Interesting View On Alcohol Sales

Thanks To:

 Pamela S. Erickson

Campaign for a Healthy Alcohol Marketplace

www.healthyalcoholmarket.com

Specialized Alcohol Retail Stores are the Best Option for Public Health and Safety
by Pamela S. Erickson
The expansion of alcohol access is creating increased problems for our communities. More stores are seeking and getting the privilege of selling alcohol without adequate controls. Drugstores such as Walgreens have added alcohol products to their stores. For Indiana alone that meant over 160 new outlets. Deep discount “dollar stores” are seeking liquor licenses as are convenience stores. Supermarkets are using their legal and political dollars to change regulations so they can sell all types of alcohol at any time their store is open. The vote for privatization in Washington State more than tripled the number of hard liquor outlets. Almost immediately, liquor thefts increased. Although many new licensees are responsible operators, research has shown that increased outlets can bring increases in underage drinking, public intoxication, crime, and public nuisances. These situations also increase the burden on local law enforcement. Here are some specific problems:

  1. Staffing levels are often too low to deter thefts of alcohol or to adequately prevent sales to minors and intoxicated persons.
  2. Teens who have committed alcohol theft say they know which locations are understaffed or overburdened with duties and target those places.
  3. Additional alcohol outlets often increase calls for local police service. One study found that the average cost of one additional call for police service is $125. The same study found that some convenience stores averaged over one call per day a year. The unchecked expansion of alcohol outlets is threatening to overwhelm local law enforcement.
  4. The trend in hiring fewer staff is continuing. According to Convenience Store News, the average number of associates per store decreased by one between 2010 and 2011.
  5. The grocery business is extremely marginal and the average profit level was less than 1% in 2011 according to the Food Marketing Institute. As a result, grocery retailers use alcohol frequently as a way to increase desperately needed profits.

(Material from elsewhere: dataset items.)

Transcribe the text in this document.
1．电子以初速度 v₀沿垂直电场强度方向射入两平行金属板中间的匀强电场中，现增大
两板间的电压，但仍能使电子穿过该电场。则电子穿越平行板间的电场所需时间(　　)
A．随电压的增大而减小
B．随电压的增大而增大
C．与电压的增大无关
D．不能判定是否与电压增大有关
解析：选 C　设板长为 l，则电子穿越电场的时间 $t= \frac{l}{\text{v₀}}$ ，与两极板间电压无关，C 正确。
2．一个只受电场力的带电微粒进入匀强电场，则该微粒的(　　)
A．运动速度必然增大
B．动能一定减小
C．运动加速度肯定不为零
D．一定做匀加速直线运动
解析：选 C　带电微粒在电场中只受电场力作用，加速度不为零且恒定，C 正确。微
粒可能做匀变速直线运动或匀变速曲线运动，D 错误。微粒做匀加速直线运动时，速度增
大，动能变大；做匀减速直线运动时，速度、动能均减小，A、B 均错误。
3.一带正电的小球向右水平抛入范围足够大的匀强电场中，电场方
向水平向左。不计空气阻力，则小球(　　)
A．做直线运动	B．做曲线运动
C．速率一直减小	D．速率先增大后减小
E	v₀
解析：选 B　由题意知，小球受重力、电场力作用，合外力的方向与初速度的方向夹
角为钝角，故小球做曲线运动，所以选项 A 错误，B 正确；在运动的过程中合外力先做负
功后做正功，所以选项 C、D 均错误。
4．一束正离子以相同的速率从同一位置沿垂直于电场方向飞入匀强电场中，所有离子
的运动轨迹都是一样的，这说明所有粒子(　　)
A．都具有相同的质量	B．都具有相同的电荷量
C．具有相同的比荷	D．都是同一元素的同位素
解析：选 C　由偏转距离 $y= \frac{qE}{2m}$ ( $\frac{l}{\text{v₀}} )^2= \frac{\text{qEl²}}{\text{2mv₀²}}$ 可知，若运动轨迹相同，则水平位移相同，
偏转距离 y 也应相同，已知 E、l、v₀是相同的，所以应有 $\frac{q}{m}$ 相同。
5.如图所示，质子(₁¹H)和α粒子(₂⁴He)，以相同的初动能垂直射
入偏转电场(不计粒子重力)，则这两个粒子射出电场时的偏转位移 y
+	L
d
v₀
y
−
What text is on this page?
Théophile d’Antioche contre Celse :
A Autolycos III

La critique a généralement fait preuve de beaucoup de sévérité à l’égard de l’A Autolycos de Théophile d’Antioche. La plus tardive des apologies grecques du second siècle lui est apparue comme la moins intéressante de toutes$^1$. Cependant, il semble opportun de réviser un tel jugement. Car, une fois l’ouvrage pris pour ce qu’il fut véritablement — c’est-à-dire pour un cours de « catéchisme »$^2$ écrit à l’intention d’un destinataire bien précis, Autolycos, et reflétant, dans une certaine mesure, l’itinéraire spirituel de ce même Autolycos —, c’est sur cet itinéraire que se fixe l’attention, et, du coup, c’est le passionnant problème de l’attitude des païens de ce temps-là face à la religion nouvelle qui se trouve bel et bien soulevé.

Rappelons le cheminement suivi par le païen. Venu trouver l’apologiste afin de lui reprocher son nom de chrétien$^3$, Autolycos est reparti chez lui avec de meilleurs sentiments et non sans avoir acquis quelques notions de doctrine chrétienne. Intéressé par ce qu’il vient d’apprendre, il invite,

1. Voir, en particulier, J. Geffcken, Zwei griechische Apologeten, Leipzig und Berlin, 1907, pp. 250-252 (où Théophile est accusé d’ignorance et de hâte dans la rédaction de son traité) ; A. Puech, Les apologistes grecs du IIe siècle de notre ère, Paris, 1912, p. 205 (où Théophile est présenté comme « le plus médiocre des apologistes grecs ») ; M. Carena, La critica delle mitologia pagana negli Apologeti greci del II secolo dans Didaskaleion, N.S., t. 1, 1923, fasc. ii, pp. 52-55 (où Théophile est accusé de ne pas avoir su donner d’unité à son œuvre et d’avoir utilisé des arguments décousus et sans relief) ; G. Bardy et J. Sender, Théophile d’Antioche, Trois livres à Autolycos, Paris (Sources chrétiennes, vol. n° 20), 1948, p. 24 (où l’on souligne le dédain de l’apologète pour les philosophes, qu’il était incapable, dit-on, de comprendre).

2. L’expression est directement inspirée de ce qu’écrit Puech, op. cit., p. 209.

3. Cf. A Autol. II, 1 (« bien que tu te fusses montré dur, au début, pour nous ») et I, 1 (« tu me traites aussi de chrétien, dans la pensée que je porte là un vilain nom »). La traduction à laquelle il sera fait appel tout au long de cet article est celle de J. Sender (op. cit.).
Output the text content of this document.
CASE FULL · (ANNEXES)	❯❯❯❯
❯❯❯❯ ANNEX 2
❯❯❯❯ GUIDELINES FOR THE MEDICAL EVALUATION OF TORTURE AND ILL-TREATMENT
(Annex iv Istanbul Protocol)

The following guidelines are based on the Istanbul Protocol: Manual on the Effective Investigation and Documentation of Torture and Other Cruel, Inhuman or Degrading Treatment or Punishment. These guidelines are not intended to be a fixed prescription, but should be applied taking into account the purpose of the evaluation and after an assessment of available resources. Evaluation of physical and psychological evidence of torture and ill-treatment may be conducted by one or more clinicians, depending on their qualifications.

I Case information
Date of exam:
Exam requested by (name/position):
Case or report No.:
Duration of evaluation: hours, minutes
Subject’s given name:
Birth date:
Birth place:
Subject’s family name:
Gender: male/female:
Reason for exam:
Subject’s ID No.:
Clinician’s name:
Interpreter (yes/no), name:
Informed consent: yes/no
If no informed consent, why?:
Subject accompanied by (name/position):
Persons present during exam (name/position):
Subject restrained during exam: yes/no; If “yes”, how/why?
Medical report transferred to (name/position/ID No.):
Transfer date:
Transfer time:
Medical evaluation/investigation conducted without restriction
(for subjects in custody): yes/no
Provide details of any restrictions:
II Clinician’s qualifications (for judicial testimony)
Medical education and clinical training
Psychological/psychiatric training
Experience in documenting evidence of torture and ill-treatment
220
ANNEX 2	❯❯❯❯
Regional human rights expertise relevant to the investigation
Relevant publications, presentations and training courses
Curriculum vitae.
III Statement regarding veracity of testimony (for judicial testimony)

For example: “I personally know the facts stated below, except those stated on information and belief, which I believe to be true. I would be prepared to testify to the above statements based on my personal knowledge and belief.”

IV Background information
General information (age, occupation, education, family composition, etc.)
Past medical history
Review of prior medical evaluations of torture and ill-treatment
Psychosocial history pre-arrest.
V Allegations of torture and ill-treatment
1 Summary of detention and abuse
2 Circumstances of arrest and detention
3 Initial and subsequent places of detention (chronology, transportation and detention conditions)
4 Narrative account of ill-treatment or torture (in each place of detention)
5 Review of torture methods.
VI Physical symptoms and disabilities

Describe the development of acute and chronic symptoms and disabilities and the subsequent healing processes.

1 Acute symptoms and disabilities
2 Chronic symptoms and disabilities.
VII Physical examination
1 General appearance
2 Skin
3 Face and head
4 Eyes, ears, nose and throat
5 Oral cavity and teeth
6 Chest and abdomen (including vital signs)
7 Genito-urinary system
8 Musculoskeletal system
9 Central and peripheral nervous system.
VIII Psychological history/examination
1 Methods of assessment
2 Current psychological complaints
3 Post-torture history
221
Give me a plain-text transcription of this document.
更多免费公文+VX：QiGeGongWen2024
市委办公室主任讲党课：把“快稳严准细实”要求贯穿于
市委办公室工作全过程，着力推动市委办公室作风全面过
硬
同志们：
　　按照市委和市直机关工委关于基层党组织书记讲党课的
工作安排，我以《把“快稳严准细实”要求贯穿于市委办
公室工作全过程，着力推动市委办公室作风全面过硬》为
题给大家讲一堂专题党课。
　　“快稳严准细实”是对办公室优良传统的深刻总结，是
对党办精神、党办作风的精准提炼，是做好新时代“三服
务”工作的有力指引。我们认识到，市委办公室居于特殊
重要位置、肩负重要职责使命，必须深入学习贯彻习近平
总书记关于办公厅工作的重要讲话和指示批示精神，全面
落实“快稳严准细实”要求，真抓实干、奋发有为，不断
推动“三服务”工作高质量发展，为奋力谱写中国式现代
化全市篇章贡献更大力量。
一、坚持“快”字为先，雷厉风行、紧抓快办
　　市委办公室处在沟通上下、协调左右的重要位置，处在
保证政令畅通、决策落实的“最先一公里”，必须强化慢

Everyone should be concerned about selling alcohol in more places without the controls that exist in specialty stores. Whether these stores are privately licensed or in public ownership, the controls are critical. Specialty stores usually prohibit minors from entering. Their clerks become skilled at checking ID, spotting fake ID and identifying the signs of intoxication. These stores usually cannot afford to offer deep discounts on alcohol that are attractive to youth and problem drinkers. In contrast, supermarkets that average over 38,000 other products can drastically drop prices on a few items and make up the profit on these other items. Specialty stores make almost all their income from alcohol sales. Therefore, they are more likely to take compliance seriously because they risk losing their whole business, not just sales from one of many products.

All states should review their alcohol retail laws to ensure they have adequate controls such as:

  • Limits on outlet density
  • Limits on days and hours of sales
  • Restrictions on promotions and marketing that impact youth or foster high volume consumption
  • Ensure enforcement is adequate
  • Consider the roles of staffing levels and self-service in determining if the outlet is safe enough to sell alcohol.